First off, let me address the point that the Paris crap takes your eye off of more important matters:
My brain can hold an impressive amount of information and process it with relative ease. Paris Hilton's current state of affairs is an enjoyable subroutine in a program otherwise occupied by more worldly concerns. If you find yourself distracted by this Paris thingy, well that's something you'll have to work out on your own, but please, as you do so, speak for yourself.
Second, let me address the issue of importance.
DU often discusses the issue of the inequity of justice in this country, that there is a protected class and then there are the rest of us schlubs who actually have to follow the rules, and that this inequity follows socioeconomic lines.

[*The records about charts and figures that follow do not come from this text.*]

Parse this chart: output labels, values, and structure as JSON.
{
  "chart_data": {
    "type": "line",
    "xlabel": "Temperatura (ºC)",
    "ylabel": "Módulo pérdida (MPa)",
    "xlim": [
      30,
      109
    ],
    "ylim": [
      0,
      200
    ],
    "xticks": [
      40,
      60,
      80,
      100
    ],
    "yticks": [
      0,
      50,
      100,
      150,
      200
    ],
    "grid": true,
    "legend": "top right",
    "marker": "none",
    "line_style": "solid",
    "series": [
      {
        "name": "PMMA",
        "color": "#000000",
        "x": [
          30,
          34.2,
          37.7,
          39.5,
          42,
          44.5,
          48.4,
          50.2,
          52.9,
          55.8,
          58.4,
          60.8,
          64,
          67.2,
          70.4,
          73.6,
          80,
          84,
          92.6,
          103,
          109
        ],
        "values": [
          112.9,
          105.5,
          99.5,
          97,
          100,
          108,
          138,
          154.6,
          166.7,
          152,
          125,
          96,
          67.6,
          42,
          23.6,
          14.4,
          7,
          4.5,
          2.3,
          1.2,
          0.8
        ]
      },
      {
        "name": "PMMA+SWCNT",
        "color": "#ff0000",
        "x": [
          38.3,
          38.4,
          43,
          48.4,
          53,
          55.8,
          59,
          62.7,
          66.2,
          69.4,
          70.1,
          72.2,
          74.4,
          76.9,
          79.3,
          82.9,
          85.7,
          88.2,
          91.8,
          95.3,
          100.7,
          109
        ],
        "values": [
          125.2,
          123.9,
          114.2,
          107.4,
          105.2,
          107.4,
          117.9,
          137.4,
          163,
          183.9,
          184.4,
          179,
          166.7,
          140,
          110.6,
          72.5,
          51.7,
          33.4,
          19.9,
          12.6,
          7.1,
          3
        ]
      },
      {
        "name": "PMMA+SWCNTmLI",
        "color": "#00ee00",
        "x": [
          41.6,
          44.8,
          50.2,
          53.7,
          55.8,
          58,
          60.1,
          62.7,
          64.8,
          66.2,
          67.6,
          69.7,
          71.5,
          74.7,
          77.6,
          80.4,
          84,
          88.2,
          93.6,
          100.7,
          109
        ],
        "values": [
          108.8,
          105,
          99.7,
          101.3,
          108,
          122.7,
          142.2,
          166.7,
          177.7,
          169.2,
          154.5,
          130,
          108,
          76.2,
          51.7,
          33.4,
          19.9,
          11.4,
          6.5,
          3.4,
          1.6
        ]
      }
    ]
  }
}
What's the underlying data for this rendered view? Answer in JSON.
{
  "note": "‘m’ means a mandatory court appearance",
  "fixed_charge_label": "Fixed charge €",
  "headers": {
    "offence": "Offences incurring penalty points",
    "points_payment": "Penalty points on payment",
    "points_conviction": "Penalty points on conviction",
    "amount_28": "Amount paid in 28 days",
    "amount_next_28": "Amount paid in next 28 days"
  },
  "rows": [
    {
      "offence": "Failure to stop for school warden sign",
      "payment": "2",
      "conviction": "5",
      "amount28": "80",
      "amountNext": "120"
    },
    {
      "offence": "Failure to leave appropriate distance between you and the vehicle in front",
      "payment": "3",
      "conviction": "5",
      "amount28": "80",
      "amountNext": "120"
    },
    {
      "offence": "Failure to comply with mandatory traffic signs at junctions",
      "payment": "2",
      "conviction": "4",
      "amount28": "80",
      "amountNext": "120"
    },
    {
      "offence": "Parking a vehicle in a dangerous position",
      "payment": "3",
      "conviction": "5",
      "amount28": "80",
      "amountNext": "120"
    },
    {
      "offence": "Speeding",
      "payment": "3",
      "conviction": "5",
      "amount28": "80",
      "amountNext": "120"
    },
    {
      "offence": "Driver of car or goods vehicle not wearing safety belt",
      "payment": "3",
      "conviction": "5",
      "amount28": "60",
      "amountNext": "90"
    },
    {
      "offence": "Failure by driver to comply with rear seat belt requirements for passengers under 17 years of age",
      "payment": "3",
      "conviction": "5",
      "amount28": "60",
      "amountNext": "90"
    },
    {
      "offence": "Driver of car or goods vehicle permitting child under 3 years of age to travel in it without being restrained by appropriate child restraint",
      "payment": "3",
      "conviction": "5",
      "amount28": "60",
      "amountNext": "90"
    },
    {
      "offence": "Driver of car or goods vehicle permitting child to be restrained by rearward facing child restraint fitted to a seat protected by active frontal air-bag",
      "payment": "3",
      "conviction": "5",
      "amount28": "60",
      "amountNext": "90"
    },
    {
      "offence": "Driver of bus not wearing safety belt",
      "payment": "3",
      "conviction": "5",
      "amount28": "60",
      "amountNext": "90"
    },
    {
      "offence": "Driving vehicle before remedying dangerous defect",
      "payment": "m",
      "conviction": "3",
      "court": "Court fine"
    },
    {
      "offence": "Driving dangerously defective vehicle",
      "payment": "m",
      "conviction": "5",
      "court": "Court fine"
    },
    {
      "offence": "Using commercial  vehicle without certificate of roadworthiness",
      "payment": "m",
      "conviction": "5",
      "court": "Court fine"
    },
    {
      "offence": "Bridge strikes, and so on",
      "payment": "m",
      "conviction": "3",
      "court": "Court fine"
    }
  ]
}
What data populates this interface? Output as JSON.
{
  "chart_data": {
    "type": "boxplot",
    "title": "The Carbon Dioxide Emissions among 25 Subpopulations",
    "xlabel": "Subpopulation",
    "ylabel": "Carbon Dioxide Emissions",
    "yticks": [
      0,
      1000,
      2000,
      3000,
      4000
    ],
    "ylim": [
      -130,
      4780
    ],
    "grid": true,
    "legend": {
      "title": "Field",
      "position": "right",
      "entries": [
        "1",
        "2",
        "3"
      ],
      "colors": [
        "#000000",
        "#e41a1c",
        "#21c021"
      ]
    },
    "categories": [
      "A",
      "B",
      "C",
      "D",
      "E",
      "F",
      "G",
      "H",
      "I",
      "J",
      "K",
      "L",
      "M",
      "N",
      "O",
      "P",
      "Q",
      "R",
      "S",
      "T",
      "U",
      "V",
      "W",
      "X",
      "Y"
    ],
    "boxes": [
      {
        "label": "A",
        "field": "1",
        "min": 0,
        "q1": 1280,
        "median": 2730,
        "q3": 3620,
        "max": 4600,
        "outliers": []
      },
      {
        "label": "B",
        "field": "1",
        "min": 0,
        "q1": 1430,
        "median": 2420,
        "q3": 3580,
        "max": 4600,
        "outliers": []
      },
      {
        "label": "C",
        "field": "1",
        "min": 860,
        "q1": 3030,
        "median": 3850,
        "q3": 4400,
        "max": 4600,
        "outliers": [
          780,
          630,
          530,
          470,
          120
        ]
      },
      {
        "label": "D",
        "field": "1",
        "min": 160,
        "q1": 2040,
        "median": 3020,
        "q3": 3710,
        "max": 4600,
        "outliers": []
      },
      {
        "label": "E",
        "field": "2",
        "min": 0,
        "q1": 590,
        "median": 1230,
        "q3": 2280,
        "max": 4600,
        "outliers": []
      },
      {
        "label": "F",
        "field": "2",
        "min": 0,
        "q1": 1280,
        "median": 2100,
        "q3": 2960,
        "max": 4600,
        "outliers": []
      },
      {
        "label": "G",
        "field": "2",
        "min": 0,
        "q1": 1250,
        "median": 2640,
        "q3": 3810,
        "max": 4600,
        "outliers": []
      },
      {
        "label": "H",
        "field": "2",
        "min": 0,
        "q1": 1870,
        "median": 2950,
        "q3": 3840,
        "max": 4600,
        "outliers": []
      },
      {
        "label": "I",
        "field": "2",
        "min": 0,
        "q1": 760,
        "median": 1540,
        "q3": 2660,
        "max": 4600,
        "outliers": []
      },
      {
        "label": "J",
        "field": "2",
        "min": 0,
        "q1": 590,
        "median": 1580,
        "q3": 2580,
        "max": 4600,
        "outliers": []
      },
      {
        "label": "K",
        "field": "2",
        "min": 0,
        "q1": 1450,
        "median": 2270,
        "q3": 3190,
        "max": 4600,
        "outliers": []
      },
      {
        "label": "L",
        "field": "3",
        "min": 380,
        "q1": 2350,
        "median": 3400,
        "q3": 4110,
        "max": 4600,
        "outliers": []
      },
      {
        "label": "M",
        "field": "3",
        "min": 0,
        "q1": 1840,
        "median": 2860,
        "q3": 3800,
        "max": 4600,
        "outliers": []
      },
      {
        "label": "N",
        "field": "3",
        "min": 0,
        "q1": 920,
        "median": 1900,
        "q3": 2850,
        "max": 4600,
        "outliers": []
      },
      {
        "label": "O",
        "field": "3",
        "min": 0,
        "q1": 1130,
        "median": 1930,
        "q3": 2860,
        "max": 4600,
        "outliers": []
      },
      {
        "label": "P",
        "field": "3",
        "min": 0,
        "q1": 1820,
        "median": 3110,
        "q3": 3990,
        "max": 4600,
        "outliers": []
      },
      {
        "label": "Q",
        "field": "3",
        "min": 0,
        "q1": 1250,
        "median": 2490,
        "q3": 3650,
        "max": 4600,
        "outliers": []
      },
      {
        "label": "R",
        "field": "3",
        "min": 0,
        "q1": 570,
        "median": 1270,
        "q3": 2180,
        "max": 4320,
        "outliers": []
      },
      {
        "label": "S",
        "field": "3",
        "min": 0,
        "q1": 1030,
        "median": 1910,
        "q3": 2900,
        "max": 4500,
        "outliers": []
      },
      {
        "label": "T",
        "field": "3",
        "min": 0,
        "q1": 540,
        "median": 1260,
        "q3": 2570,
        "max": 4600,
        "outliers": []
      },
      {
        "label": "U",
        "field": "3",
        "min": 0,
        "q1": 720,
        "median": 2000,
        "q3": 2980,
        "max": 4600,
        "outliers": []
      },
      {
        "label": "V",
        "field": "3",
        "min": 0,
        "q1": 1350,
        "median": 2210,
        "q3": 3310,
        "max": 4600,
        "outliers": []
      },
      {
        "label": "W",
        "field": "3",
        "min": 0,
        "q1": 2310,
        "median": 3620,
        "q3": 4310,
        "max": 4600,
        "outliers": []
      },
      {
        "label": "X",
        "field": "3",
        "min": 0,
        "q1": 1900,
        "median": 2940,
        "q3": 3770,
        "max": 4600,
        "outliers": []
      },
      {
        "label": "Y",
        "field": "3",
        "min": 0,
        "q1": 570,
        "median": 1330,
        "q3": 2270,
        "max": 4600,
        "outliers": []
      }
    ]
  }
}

For the edification of those who have initiated and participated in these discussions, your points are well taken, and no one would question that if you want to really question what is wrong with this country, you must spend a great deal of time questioning how people of privilege and of public life never seem to suffer for missteps most of us would have to suffer for without question or reprieve.
Whether or not you realize it, Paris is one of many public faces of this inequity. The reason why I'm enjoying it so much is because the judge is taking the time to point out an object lesson to Paris and exposing an example to the rest of us:
Just because you are rich and famous will not excuse you from societal obligations.
I, for one, am happy to see this because I am so tired of seeing the justice system wilt in the face of power begotten by wealth. That we have an example that not everyone who sees that our laws are enforced and its violators punished is cowed by the cult of wealth, power, and personality makes me feel like everything is not broken. It does my heart good to say that those who scoff at the law because they believe they are shielded from "commoner" law by a wall of green paper bearing the faces of former Presidents are not above the law should we be forthright enough to apply it.
So I attach a little more importance to this than that of just some Schadenfreude for the travails of a snotty, spoiled little party brat.